Perubahan konfigurasi rumah tangga yang berpusat ke satu orang atau keluarga nuklir tentunya mengubah preferensi tempat tinggal. Namun ada perbedaan antara rumah tangga menengah ke bawah dengan rumah tangga menengah hingga menengah atas. 

Mereka yang berada di strata ekonomi menengah-bawah biasanya memilih hunian kontrak di kantong kampung kota karena harganya yang murah dan fleksibilitas untuk pindah tinggi. Sebagai strategi penekanan biaya hidup, banyak rumah kontrak di kampung kota yang seharusnya ditinggali oleh dua orang dipaksa untuk ditinggali empat orang. Ada pula yang lebih ekstrim, yaitu bergantian menggunakan kamar untuk istirahat. Keinginan untuk memiliki rumah tentu ada dan tinggi, tapi terpaksa kandas karena harga tidak mungkin dicapai dan kondisi pekerjaan yang jauh dari kata stabil.

Sementara mereka yang berada di strata ekonomi menengah, terutama pekerja kerah putih muda, jelas punya kesempatan untuk memiliki rumah yang lebih tinggi dibanding kelompok bawah. Namun mimpi ini terantuk oleh harga rumah yang semakin tidak masuk akal.
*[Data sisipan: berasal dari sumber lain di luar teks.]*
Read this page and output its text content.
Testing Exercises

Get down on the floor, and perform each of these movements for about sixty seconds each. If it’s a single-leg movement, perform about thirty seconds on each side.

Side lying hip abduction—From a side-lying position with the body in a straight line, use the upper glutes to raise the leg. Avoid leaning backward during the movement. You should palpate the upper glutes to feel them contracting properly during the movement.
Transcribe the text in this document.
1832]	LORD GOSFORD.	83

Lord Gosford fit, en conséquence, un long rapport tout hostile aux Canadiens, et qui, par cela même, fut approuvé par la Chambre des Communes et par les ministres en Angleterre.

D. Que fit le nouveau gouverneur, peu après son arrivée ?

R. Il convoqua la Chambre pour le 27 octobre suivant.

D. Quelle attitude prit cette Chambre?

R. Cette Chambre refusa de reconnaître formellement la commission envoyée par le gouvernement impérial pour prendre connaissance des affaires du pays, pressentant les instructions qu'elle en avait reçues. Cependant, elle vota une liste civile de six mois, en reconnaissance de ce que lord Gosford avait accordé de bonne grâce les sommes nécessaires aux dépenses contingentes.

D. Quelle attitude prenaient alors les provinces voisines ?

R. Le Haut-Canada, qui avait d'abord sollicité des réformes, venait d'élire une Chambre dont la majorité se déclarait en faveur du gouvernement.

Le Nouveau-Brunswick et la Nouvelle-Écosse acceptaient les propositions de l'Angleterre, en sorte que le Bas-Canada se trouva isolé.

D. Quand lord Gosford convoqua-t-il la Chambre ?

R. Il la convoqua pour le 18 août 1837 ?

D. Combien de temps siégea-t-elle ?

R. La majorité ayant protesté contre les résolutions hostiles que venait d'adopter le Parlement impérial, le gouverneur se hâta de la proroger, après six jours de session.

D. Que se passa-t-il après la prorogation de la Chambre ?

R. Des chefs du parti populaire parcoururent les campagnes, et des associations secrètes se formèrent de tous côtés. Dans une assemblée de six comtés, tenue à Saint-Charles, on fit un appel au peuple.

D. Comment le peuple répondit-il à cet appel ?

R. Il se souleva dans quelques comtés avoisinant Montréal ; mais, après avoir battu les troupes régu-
Akhirnya, menyewa hunian—terutama yang terletak di lingkungan yang aman serta dekat dengan pusat kota—menjadi norma baru. Ada pertumbuhan fenomena, terutama dalam konteks Jakarta dan sekitarnya, dimana pasangan muda dibawah 35 tahun mengontrak rumah, sementara mereka yang belum menikah tinggal di kos-kosan. 

Walau begitu, keinginan untuk memiliki rumah tetap tinggi. Hanya saja, banyak dari mereka mengambil langkah yang pragmatis, yaitu menunggu membeli rumah sampai kondisi perekonomian dan karir lebih mapan. Alias menunggu sampai usia tengah-akhir 30 tahun.  

Meski dihadapi oleh harga rumah yang terus naik dan lokasi rumah yang bisa dijangkau semakin jauh dari tempat kerja, keinginan orang-orang untuk punya rumah tapak tidak tergoyahkan. Data dari Katadata menunjukkan 93% anak muda Jakarta ingin punya rumah tapak dan hanya 7% yang ingin punya apartemen. Keinginan untuk memiliki apartemen/rumah susun di daerah Jawa-Bali jauh lebih kecil lagi, hanya 0,6%. 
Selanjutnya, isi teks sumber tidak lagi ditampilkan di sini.